Georges est revenu, Ziad est parti. Mais l'effet de résonance entre le retour de l'un et le départ de l'autre a cependant une limite : le « Liban officiel ». Georges Ibrahim Abdallah a certes eu droit à un chaleureux accueil populaire à la sortie de l'aéroport de Beyrouth, mêlant vieilles et jeunes générations militantes, et les principaux médias ont couvert en direct le retour du militant au pays natal. Mais ni la présidence de la République, ni le premier ministre n'ont envoyé de délégations pour accueillir l'ancien prisonnier de Lannemezan – même si son convoi de retour à Qobeyat a été, pour des raisons de sécurité, officiellement accompagné par la Sûreté de l'État (Amn Al-dawla). La crainte d'une colère des États-Unis, déjà échaudés par la décision de la justice française, était bien trop grande. Le vieux militant imperturbable âgé de 74 ans accueille désormais sans discontinuer, du haut des montagnes de Qobeyat, un nombre incalculable de délégations politiques, syndicales et religieuses sympathisantes – dont de nombreux jeunes — semblant dire : ce n'est qu'un début, continuons le combat.
Pour Ziad Rahbani, il n'y a eu au contraire aucun ostracisme : les funérailles et l'enterrement organisés dans le village chrétien de Bikfaya, au nord de Beyrouth, ont attiré tout le Liban officiel : ministres et anciens ministres, parlementaires de tous bords politiques, hommes d'affaire, et tout ce que le Liban peut comprendre d'un monde du show-business connecté aux élites confessionnelles libanaises. L'ancien compositeur communiste et irrévérencieux aura réalisé à son insu une inédite union nationale, parfois feinte. Sans doute s'agissait-il aussi de se réunir à Bikfaya autour de la seule figure consensuelle encore vivante au Liban, icône nationale et mère du défunt, Fairouz, pour donner la fugace illusion d'une communion patriotique à l'heure d'une profonde scission interne quant à l'avenir du pays et à l'avenir des armes du Hezbollah.
Ziad est enfin déjà sujet à récupération commerciale : l'entreprise Virgin a ainsi appelé la population à participer à un marathon en son hommage samedi 1er août à 6h30 du matin, au départ de Zeytouna Bay – petit port de plaisance beyrouthin privatisé pour bateaux de luxe – dans un pays frappé chaque semaine par les bombardements israéliens.

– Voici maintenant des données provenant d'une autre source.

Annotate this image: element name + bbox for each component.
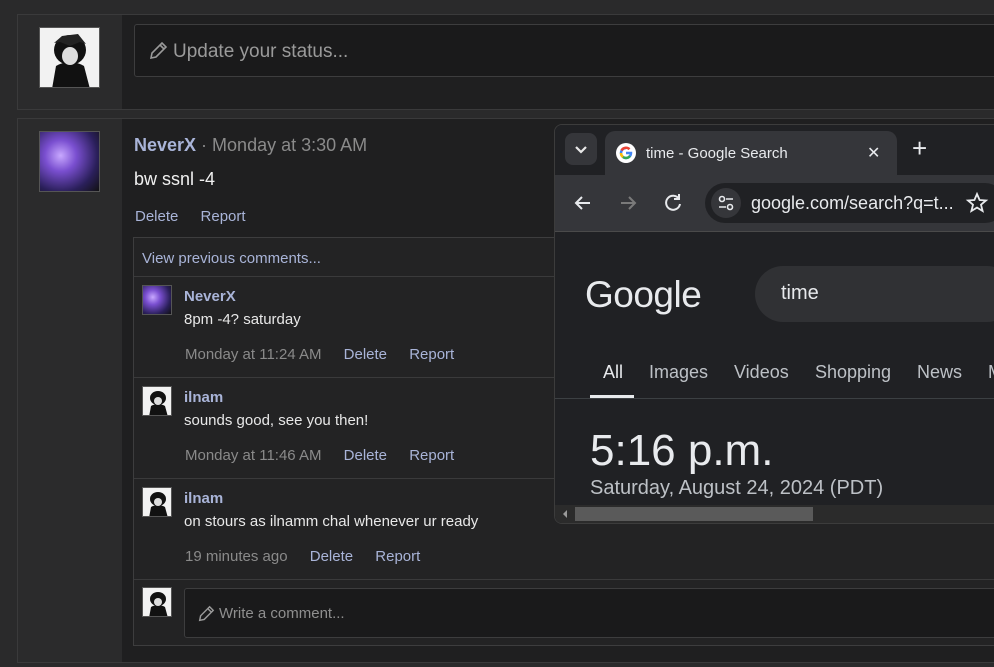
tab-title: time - Google Search <box>646 145 788 162</box>
comment-delete-link[interactable]: Delete <box>344 447 387 464</box>
comment-delete-link[interactable]: Delete <box>344 346 387 363</box>
avatar-image <box>143 588 171 616</box>
tab-more[interactable]: M <box>988 362 994 383</box>
post-actions: Delete Report <box>135 208 246 225</box>
status-panel: Update your status... <box>17 14 994 110</box>
result-time: 5:16 p.m. <box>590 426 774 475</box>
comment-time[interactable]: Monday at 11:24 AM <box>185 346 321 363</box>
status-placeholder: Update your status... <box>173 41 349 62</box>
browser-tab[interactable]: time - Google Search ✕ <box>605 131 897 175</box>
post-author[interactable]: NeverX <box>134 135 196 155</box>
pencil-icon <box>198 605 215 622</box>
comment-actions: Monday at 11:24 AM Delete Report <box>185 346 454 363</box>
chevron-down-icon <box>575 146 587 154</box>
bookmark-star-icon[interactable] <box>965 191 989 215</box>
write-comment-row: Write a comment... <box>134 579 994 648</box>
tune-icon <box>718 195 734 211</box>
avatar[interactable] <box>39 27 100 88</box>
comment-time[interactable]: 19 minutes ago <box>185 548 288 565</box>
comment-avatar[interactable] <box>142 285 172 315</box>
comment-actions: 19 minutes ago Delete Report <box>185 548 420 565</box>
tab-search-button[interactable] <box>565 133 597 165</box>
comment-author[interactable]: ilnam <box>184 389 223 406</box>
comment-report-link[interactable]: Report <box>409 346 454 363</box>
write-comment-input[interactable]: Write a comment... <box>184 588 994 638</box>
scrollbar-thumb[interactable] <box>575 507 813 521</box>
comment-actions: Monday at 11:46 AM Delete Report <box>185 447 454 464</box>
post-delete-link[interactable]: Delete <box>135 208 178 225</box>
pencil-icon <box>149 41 168 60</box>
back-arrow-icon[interactable] <box>571 191 595 215</box>
site-settings-icon[interactable] <box>711 188 741 218</box>
browser-window: time - Google Search ✕ + google.com/sear… <box>554 124 994 524</box>
comment-delete-link[interactable]: Delete <box>310 548 353 565</box>
post-time[interactable]: Monday at 3:30 AM <box>212 135 367 155</box>
address-bar[interactable]: google.com/search?q=t... <box>705 183 994 223</box>
comment-author[interactable]: ilnam <box>184 490 223 507</box>
comment-time[interactable]: Monday at 11:46 AM <box>185 447 321 464</box>
view-previous-comments[interactable]: View previous comments... <box>142 250 321 267</box>
comment-report-link[interactable]: Report <box>409 447 454 464</box>
avatar-column <box>18 119 122 662</box>
browser-toolbar: google.com/search?q=t... <box>555 175 994 232</box>
tab-bar: time - Google Search ✕ + <box>555 125 994 175</box>
tab-shopping[interactable]: Shopping <box>815 362 891 383</box>
comment-author[interactable]: NeverX <box>184 288 236 305</box>
google-logo[interactable]: Google <box>585 274 702 316</box>
post-report-link[interactable]: Report <box>201 208 246 225</box>
search-query: time <box>781 282 819 304</box>
comment-avatar[interactable] <box>142 487 172 517</box>
comment-avatar[interactable] <box>142 386 172 416</box>
tab-videos[interactable]: Videos <box>734 362 789 383</box>
horizontal-scrollbar[interactable] <box>555 505 994 523</box>
status-input[interactable]: Update your status... <box>134 24 994 77</box>
close-tab-icon[interactable]: ✕ <box>867 143 880 163</box>
avatar-image <box>40 28 99 87</box>
tabs-divider <box>555 398 994 399</box>
post-author-avatar[interactable] <box>39 131 100 192</box>
comment-text: on stours as ilnamm chal whenever ur rea… <box>184 513 479 530</box>
reload-icon[interactable] <box>661 191 685 215</box>
post-text: bw ssnl -4 <box>134 169 216 189</box>
new-tab-button[interactable]: + <box>912 133 927 164</box>
avatar-image <box>143 387 171 415</box>
tab-all[interactable]: All <box>603 362 623 383</box>
my-avatar[interactable] <box>142 587 172 617</box>
avatar-image <box>143 488 171 516</box>
post-header: NeverX · Monday at 3:30 AM <box>134 135 367 156</box>
tab-news[interactable]: News <box>917 362 962 383</box>
tab-images[interactable]: Images <box>649 362 708 383</box>
search-input[interactable]: time <box>755 266 994 322</box>
comment-text: sounds good, see you then! <box>184 412 369 429</box>
forward-arrow-icon[interactable] <box>616 191 640 215</box>
comment-text: 8pm -4? saturday <box>184 311 301 328</box>
search-results-page: Google time All Images Videos Shopping N… <box>555 232 994 523</box>
separator: · <box>196 135 213 155</box>
result-date: Saturday, August 24, 2024 (PDT) <box>590 477 884 499</box>
url-text[interactable]: google.com/search?q=t... <box>751 193 954 214</box>
comment-report-link[interactable]: Report <box>375 548 420 565</box>
google-favicon <box>616 143 636 163</box>
write-comment-placeholder: Write a comment... <box>219 605 345 622</box>
scroll-left-icon[interactable] <box>559 505 571 523</box>
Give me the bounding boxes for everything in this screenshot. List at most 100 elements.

Nul ne sait encore qui gagnera la bataille : des anciens rêves anticapitalistes, anticoloniaux et anti-confessionnels de Ziad Rahbani, ou des rouleaux compresseurs du capital, toujours apte à récupérer les morts pour créer du vif marchand.
1Nicolas Dot-Pouillard. « Sur les frontières : le Parti syrien national social entre idéologie unitaire et États-Nations », in Pierre-Jean Luizard et Anne-Marie Bozzo Vers un nouveau Moyen-Orient ? États arabes en crise entre logiques de division et sociétés civiles, Roma Tre-Press, pp.209-227, 2016.
2Nicolas Dot-Pouillard et Pierre Tonachella, « Ci-gît l'Internationale palestinienne », Le Monde diplomatique, août 2022.
3Assaad Aboukhalil, « The Cult of Ziad Rahbani », Jadaliyya, 10 octobre 2012.
4Nicolas Dot-Pouillard, « Boire à Hamrah. Une jeunesse nostalgique à Beyrouth ? » dans Jeunesses arabes. Du Maroc au Yémen : loisirs, cultures et politiques, La Découverte, pp.340, 2013.
5Nicolas Dot-Pouillard, « La crise syrienne déchire les gauches arabes », Le Monde diplomatique, août 2012.